I'm supposed to define the function n! (N-Factorial). The thing is I don't know how to.
Here is what I have so far, can someone please help with this? I don't understand the conditionals in Racket, so an explanation would be great!
(define fact (lambda (n) (if (> n 0)) (* n < n)))
You'll have to take a good look at the documentation first, this is a very simple example but you have to understand the basics before attempting a solution, and make sure you know how to write a recursive procedure. Some comments:
(define fact
(lambda (n)
(if (> n 0)
; a conditional must have two parts:
; where is the consequent? here goes the advance of the recursion
; where is the alternative? here goes the base case of the recursion
)
(* n < n))) ; this line is outside the conditional, and it's just wrong
Notice that the last expression is incorrect, I don't know what it's supposed to do, but as it is it'll raise an error. Delete it, and concentrate on writing the body of the conditional.
The trick with scheme (or lisp) is to understand each little bit between each set of brackets as you build them up into more complex forms.
So lets start with the conditionals. if takes 3 arguments. It evaluates the first, and if that's true, if returns the second, and if the first argument is false it returns the third.
(if #t "some value" "some other value") ; => "some value"
(if #f "some value" "some other value") ; => "some other value"
(if (<= 1 0) "done" "go again") ; => "go again"
cond would work too - you can read the racket introduction to conditionals here: http://docs.racket-lang.org/guide/syntax-overview.html#%28part._.Conditionals_with_if__and__or__and_cond%29
You can define functions in two different ways. You're using the anonymous function approach, which is fine, but you don't need a lambda in this case, so the simpler syntax is:
(define (function-name arguments) result)
For example:
(define (previous-number n)
(- n 1))
(previous-number 3) ; => 2
Using a lambda like you have achieves the same thing, using different syntax (don't worry about any other differences for now):
(define previous-number* (lambda (n) (- n 1)))

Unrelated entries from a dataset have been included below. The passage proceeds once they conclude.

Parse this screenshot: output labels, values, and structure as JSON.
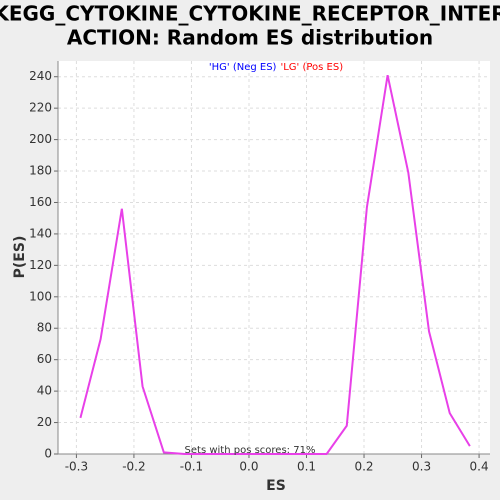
{
  "chart_data": {
    "type": "line",
    "title": [
      "KEGG_CYTOKINE_CYTOKINE_RECEPTOR_INTER",
      "ACTION: Random ES distribution"
    ],
    "legend_items": [
      {
        "label": "'HG' (Neg ES)",
        "color": "#0000ff"
      },
      {
        "label": "'LG' (Pos ES)",
        "color": "#ff0000"
      }
    ],
    "annotation": "Sets with pos scores: 71%",
    "x_label": "ES",
    "y_label": "P(ES)",
    "x": [
      -0.293,
      -0.258,
      -0.221,
      -0.185,
      -0.148,
      -0.112,
      -0.076,
      -0.04,
      -0.004,
      0.032,
      0.068,
      0.103,
      0.135,
      0.17,
      0.205,
      0.241,
      0.277,
      0.313,
      0.349,
      0.384
    ],
    "series": [
      {
        "color": "#e840e8",
        "values": [
          23,
          73,
          156,
          43,
          1,
          0,
          0,
          0,
          0,
          0,
          0,
          0,
          0,
          18,
          157,
          241,
          179,
          78,
          26,
          5
        ]
      }
    ],
    "xlim": [
      -0.332,
      0.419
    ],
    "ylim": [
      0,
      250
    ],
    "xticks": [
      -0.3,
      -0.2,
      -0.1,
      {
        "value": 0,
        "label": "0.0"
      },
      0.1,
      0.2,
      0.3,
      0.4
    ],
    "yticks": [
      0,
      20,
      40,
      60,
      80,
      100,
      120,
      140,
      160,
      180,
      200,
      220,
      240
    ],
    "grid": true
  }
}
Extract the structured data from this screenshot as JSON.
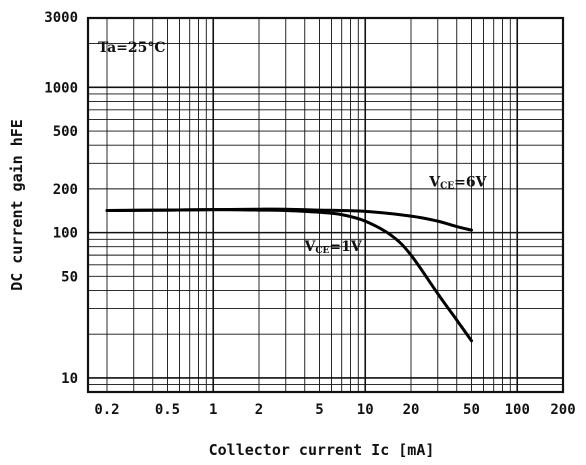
{
  "chart_data": {
    "type": "line",
    "x_scale": "log",
    "y_scale": "log",
    "xlim": [
      0.15,
      200
    ],
    "ylim": [
      8,
      3000
    ],
    "xlabel": "Collector current Ic [mA]",
    "ylabel": "DC current gain hFE",
    "x_ticks": [
      {
        "value": 0.2,
        "label": "0.2"
      },
      {
        "value": 0.5,
        "label": "0.5"
      },
      {
        "value": 1,
        "label": "1"
      },
      {
        "value": 2,
        "label": "2"
      },
      {
        "value": 5,
        "label": "5"
      },
      {
        "value": 10,
        "label": "10"
      },
      {
        "value": 20,
        "label": "20"
      },
      {
        "value": 50,
        "label": "50"
      },
      {
        "value": 100,
        "label": "100"
      },
      {
        "value": 200,
        "label": "200"
      }
    ],
    "y_ticks": [
      {
        "value": 10,
        "label": "10"
      },
      {
        "value": 50,
        "label": "50"
      },
      {
        "value": 100,
        "label": "100"
      },
      {
        "value": 200,
        "label": "200"
      },
      {
        "value": 500,
        "label": "500"
      },
      {
        "value": 1000,
        "label": "1000"
      },
      {
        "value": 3000,
        "label": "3000"
      }
    ],
    "grid": true,
    "annotations": [
      {
        "text": "Ta=25°C"
      }
    ],
    "series": [
      {
        "name": "VCE=6V",
        "label_main": "VCE",
        "label_sub": "=6V",
        "x": [
          0.2,
          0.5,
          1,
          2,
          3,
          5,
          10,
          20,
          30,
          40,
          50
        ],
        "y": [
          142,
          143,
          144,
          145,
          145,
          143,
          140,
          130,
          120,
          110,
          104
        ]
      },
      {
        "name": "VCE=1V",
        "label_main": "VCE",
        "label_sub": "=1V",
        "x": [
          0.2,
          0.5,
          1,
          2,
          3,
          5,
          7,
          10,
          15,
          20,
          30,
          40,
          50
        ],
        "y": [
          142,
          143,
          144,
          143,
          142,
          138,
          133,
          120,
          95,
          70,
          38,
          25,
          18
        ]
      }
    ]
  }
}
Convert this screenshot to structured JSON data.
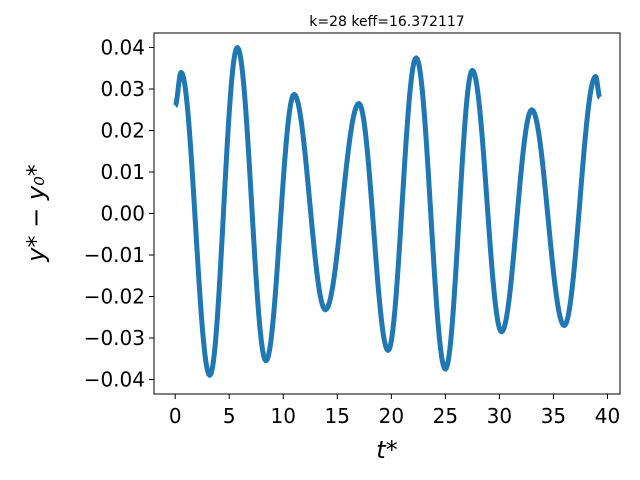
{
  "chart_data": {
    "type": "line",
    "title": "k=28 keff=16.372117",
    "xlabel": "t*",
    "ylabel": "y* − y₀*",
    "xlim": [
      -1.96,
      41.16
    ],
    "ylim": [
      -0.0435,
      0.0435
    ],
    "xticks": [
      0,
      5,
      10,
      15,
      20,
      25,
      30,
      35,
      40
    ],
    "xtick_labels": [
      "0",
      "5",
      "10",
      "15",
      "20",
      "25",
      "30",
      "35",
      "40"
    ],
    "yticks": [
      -0.04,
      -0.03,
      -0.02,
      -0.01,
      0.0,
      0.01,
      0.02,
      0.03,
      0.04
    ],
    "ytick_labels": [
      "−0.04",
      "−0.03",
      "−0.02",
      "−0.01",
      "0.00",
      "0.01",
      "0.02",
      "0.03",
      "0.04"
    ],
    "grid": false,
    "series": [
      {
        "color": "#1f77b4",
        "x": [
          0.0,
          0.55,
          3.2,
          5.75,
          8.4,
          11.0,
          13.9,
          17.0,
          19.7,
          22.3,
          25.0,
          27.5,
          30.2,
          33.0,
          36.0,
          38.9,
          39.3
        ],
        "y": [
          0.026,
          0.034,
          -0.039,
          0.04,
          -0.0355,
          0.0287,
          -0.0232,
          0.0265,
          -0.033,
          0.0375,
          -0.0375,
          0.0345,
          -0.0285,
          0.025,
          -0.027,
          0.033,
          0.028
        ]
      }
    ]
  }
}
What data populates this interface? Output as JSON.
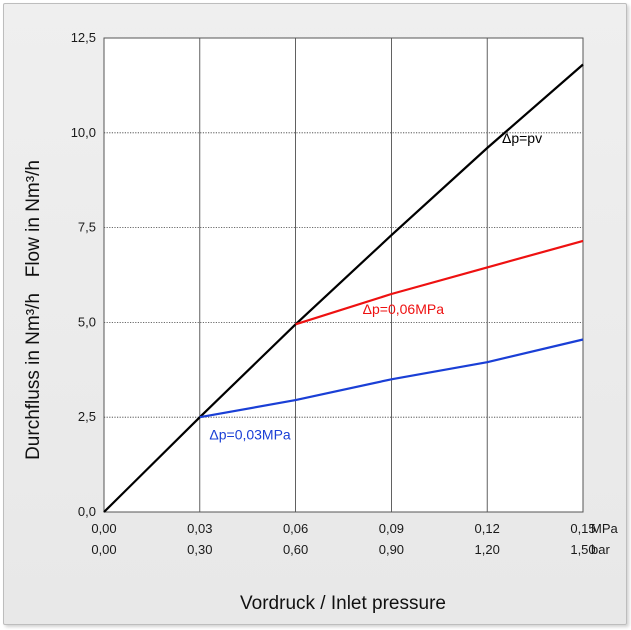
{
  "chart_data": {
    "type": "line",
    "title": "",
    "xlabel": "Vordruck / Inlet pressure",
    "ylabel": "Durchfluss in Nm³/h   Flow in Nm³/h",
    "xlim": [
      0,
      0.15
    ],
    "ylim": [
      0,
      12.5
    ],
    "x_unit_primary": "MPa",
    "x_unit_secondary": "bar",
    "x_ticks_primary": [
      "0,00",
      "0,03",
      "0,06",
      "0,09",
      "0,12",
      "0,15"
    ],
    "x_ticks_secondary": [
      "0,00",
      "0,30",
      "0,60",
      "0,90",
      "1,20",
      "1,50"
    ],
    "y_ticks": [
      "0,0",
      "2,5",
      "5,0",
      "7,5",
      "10,0",
      "12,5"
    ],
    "grid": true,
    "series": [
      {
        "name": "Δp=pv",
        "color": "#000000",
        "x": [
          0,
          0.03,
          0.06,
          0.09,
          0.12,
          0.15
        ],
        "y": [
          0,
          2.5,
          4.95,
          7.3,
          9.6,
          11.8
        ]
      },
      {
        "name": "Δp=0,06MPa",
        "color": "#ee1111",
        "x": [
          0.06,
          0.09,
          0.12,
          0.15
        ],
        "y": [
          4.95,
          5.75,
          6.45,
          7.15
        ]
      },
      {
        "name": "Δp=0,03MPa",
        "color": "#1a3fd6",
        "x": [
          0.03,
          0.06,
          0.09,
          0.12,
          0.15
        ],
        "y": [
          2.5,
          2.95,
          3.5,
          3.95,
          4.55
        ]
      }
    ]
  }
}
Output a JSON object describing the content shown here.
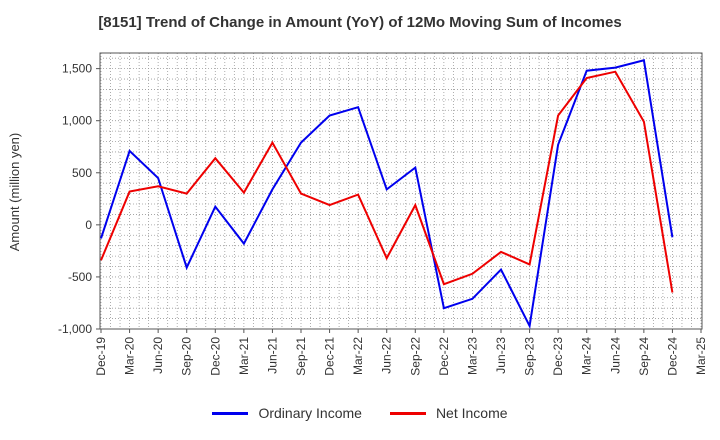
{
  "chart_data": {
    "type": "line",
    "title": "[8151]  Trend of Change in Amount (YoY) of 12Mo Moving Sum of Incomes",
    "ylabel": "Amount (million yen)",
    "xlabel": "",
    "ylim": [
      -1000,
      1650
    ],
    "yticks": [
      1500,
      1000,
      500,
      0,
      -500,
      -1000
    ],
    "ytick_labels": [
      "1,500",
      "1,000",
      "500",
      "0",
      "-500",
      "-1,000"
    ],
    "categories": [
      "Dec-19",
      "Mar-20",
      "Jun-20",
      "Sep-20",
      "Dec-20",
      "Mar-21",
      "Jun-21",
      "Sep-21",
      "Dec-21",
      "Mar-22",
      "Jun-22",
      "Sep-22",
      "Dec-22",
      "Mar-23",
      "Jun-23",
      "Sep-23",
      "Dec-23",
      "Mar-24",
      "Jun-24",
      "Sep-24",
      "Dec-24",
      "Mar-25"
    ],
    "grid": true,
    "legend_position": "bottom",
    "series": [
      {
        "name": "Ordinary Income",
        "color": "#0000ee",
        "values": [
          -130,
          710,
          450,
          -410,
          175,
          -180,
          340,
          790,
          1050,
          1130,
          340,
          550,
          -800,
          -710,
          -430,
          -970,
          770,
          1480,
          1510,
          1580,
          -120,
          null
        ]
      },
      {
        "name": "Net Income",
        "color": "#ee0000",
        "values": [
          -340,
          320,
          370,
          300,
          640,
          310,
          790,
          300,
          190,
          290,
          -320,
          190,
          -570,
          -470,
          -260,
          -380,
          1050,
          1410,
          1470,
          990,
          -650,
          null
        ]
      }
    ]
  }
}
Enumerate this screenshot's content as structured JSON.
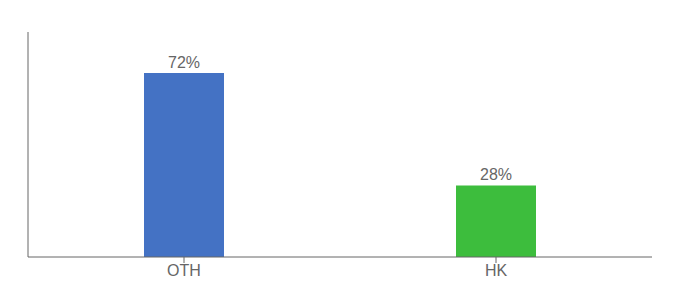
{
  "chart_data": {
    "type": "bar",
    "categories": [
      "OTH",
      "HK"
    ],
    "values": [
      72,
      28
    ],
    "value_labels": [
      "72%",
      "28%"
    ],
    "colors": [
      "#4472C4",
      "#3DBD3D"
    ],
    "ylim": [
      0,
      88
    ],
    "grid": false,
    "data_labels": true,
    "tick_labels": "x"
  }
}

(previous-number* 3) ; => 2
By the way - that '*' is just another character in that name, nothing special (see http://docs.racket-lang.org/guide/syntax-overview.html#%28part._.Identifiers%29). A '!' at the end of a function name often means that that function has side effects, but n! is a fine name for your function in this case.
So lets go back to your original question and put the function definition and conditional together. We'll use the "recurrence relation" from the wiki definition because it makes for a nice recursive function: If n is less than 1, then the factorial is 1. Otherwise, the factorial is n times the factorial of one less than n. In code, that looks like:
(define (n! n)
(if (<= n 1) ; If n is less than 1,
1 ; then the factorial is 1
(* n (n! (- n 1))))) ; Otherwise, the factorial is n times the factorial of one less than n.
That last clause is a little denser than I'd like, so lets just work though it down for n = 2:
(define n 2)
(* n (n! (- n 1)))
; =>
(* 2 (n! (- 2 1)))
(* 2 (n! 1))
(* 2 1)
2
Also, if you're using Racket, it's really easy to confirm that it's working as we expect:
(check-expect (n! 0) 1)
(check-expect (n! 1) 1)
(check-expect (n! 20) 2432902008176640000)